Ravi Teja Sharma & Jwalit Vyas | ET Bureau Sep 20, 2014, 10.55AM IST | Economic Times
NEW DELHI | MUMBAI: The rapid rise in the stock market since the new government was formed has taken the sheen off real estate, where investments have not only dropped but investors are trying to monetise their existing assets, creating a scare of price correction. While the stock market has risen by over 12% since May 26 when the government was sworn in, property values have either remained stagnant or dropped in several micro-markets across the country.

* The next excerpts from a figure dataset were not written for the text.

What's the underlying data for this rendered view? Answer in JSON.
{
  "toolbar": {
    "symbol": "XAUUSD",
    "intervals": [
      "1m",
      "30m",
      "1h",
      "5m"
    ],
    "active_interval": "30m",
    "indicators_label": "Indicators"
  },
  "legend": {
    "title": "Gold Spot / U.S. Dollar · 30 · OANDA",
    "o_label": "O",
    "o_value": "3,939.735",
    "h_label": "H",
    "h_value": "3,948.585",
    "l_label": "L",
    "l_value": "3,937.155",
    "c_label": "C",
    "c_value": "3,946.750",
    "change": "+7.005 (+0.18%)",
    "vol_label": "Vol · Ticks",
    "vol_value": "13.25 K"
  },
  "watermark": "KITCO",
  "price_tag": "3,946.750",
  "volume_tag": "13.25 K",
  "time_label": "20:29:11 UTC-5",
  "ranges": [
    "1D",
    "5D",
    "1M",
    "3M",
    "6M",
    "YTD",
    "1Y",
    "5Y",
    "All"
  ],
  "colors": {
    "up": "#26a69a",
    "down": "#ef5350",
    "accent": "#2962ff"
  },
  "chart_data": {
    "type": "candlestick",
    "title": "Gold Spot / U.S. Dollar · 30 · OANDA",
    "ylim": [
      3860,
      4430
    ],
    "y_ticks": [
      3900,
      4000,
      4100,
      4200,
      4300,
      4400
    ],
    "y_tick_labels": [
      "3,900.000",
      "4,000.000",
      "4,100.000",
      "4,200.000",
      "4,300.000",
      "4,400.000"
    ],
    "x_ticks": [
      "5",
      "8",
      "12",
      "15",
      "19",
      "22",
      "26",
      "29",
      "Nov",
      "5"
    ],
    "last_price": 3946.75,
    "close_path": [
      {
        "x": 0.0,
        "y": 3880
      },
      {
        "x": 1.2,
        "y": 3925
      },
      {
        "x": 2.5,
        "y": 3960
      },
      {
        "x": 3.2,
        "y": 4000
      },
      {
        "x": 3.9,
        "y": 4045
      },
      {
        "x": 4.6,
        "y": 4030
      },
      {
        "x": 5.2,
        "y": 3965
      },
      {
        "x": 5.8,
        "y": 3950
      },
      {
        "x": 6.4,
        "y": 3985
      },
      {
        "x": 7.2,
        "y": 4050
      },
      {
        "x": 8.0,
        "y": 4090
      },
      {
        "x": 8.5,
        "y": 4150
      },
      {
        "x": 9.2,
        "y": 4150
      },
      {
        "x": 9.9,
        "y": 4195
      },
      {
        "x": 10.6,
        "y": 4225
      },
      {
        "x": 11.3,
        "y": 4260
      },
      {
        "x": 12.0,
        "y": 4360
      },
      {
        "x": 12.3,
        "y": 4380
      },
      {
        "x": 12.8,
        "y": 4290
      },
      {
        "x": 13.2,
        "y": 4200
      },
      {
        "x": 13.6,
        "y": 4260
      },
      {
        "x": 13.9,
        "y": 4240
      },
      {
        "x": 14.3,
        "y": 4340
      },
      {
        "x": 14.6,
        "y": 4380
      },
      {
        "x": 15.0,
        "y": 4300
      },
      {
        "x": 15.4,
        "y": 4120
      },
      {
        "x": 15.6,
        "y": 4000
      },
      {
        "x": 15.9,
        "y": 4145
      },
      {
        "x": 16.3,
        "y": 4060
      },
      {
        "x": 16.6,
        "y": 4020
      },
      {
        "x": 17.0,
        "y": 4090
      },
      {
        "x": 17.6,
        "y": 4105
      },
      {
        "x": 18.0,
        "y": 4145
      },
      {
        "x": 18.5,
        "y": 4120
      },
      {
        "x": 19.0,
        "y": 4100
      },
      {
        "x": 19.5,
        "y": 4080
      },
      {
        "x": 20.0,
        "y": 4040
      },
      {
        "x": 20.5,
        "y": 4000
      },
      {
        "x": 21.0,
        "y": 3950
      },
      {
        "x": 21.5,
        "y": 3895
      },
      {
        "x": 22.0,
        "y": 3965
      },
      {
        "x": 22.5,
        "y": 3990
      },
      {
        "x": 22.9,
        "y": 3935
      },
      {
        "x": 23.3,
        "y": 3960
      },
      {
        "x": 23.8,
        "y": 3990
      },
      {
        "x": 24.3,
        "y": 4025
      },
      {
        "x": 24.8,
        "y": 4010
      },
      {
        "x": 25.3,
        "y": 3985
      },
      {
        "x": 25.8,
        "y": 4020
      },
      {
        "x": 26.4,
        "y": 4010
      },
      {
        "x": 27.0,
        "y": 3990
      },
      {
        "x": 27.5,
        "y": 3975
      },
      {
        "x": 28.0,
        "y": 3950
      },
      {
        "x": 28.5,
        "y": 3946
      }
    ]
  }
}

“Many HNIs are today stuck with their existing real estate portfolios, so the surplus money they are now generating in the businesses is finding its way to the stock market,” said Rajeev Bairathi, executive director, north and capital transactions group at Knight Frank India. Investors have also been worried about the huge delays in execution of real estate projects and the overall wait and watch attitude of end-users, which has impacted property sales.
Prices of new residential projects in the National Capital Region, for instance, was down 10% in June this year compared to a year ago. In Pune, it was down 25%, while in Bangalore it remained stagnant. Only Mumbai and Chennai saw a rise in prices in new launches, 24% and 17%, respectively, according to property research firm Liases Foras.
The price of unsold inventory has risen in most markets, though marginally — 4% in Bangalore and Chennai, 10% in Hyderabad and the NCR, 11% in Mumbai and 1% in Pune. The difference between the price of existing inventory lying with builders and new launches is a big concern. According to Liases Foras, the gap is the widest in the NCR with new launches being offered at almost 31% lower than existing inventory in June 2014. This was followed by Hyderabad at a gap of 17%. Pune stood at 14%, Bangalore at 9% and Mumbai at 4%.
Unsold inventory levels at the end of June 2014 stood at 765 million sq ft or about 7.6 lakh apartments, which would take about 35 months to be sold at the current pace of sales.
Where does one invest if you want to be part of the up cycle? “The easiest is equities as it is relatively liquid. Whenever there’s a change, money first goes into the most liquid of assets,” said Gulbir Madan, chairman of Brahma Management, an India-focused investment firm.
In the current year, Sensex has gained 28%, the BSE Midcap Index is up 46%, while the small cap Index has gained 67%. “Clearly, investors are shifting from real estate to equity with inflation coming down and improving macro situation. In addition to this, with the new government at the Centre, investors are now more confident of investing in equity,” said Rajesh Cheruvu, chief investment officer – India, for Royal Bank of Scotland.
Cheruvu said there’s a question mark in the minds of investors about affordability of property as prices had risen sharply and continue to remain high. The positive outcome of the elections as well as a stronger global recovery have revived the Indian economy in the last few months. The new government has also made the right kind of moves which has buoyed the stock market. “The risk appetite for equity is back among our clients. Property prices have remained weak for the last two years. By contrast, equity market appears attractive,” said Rajesh Saluja, chief executive officer and manging director at Ask Wealth Advisors.
The Sensex, for instance, is trading at a price-earnings ratio of 16 against 32 times in its peak, which gives an idea of the returns that equity can generate. Pankaj Kapoor, managing director of Liases Foras, said the downward pressure on property prices today is pushing investors away from real estate. “They see very little hope of a turnaround any time soon.”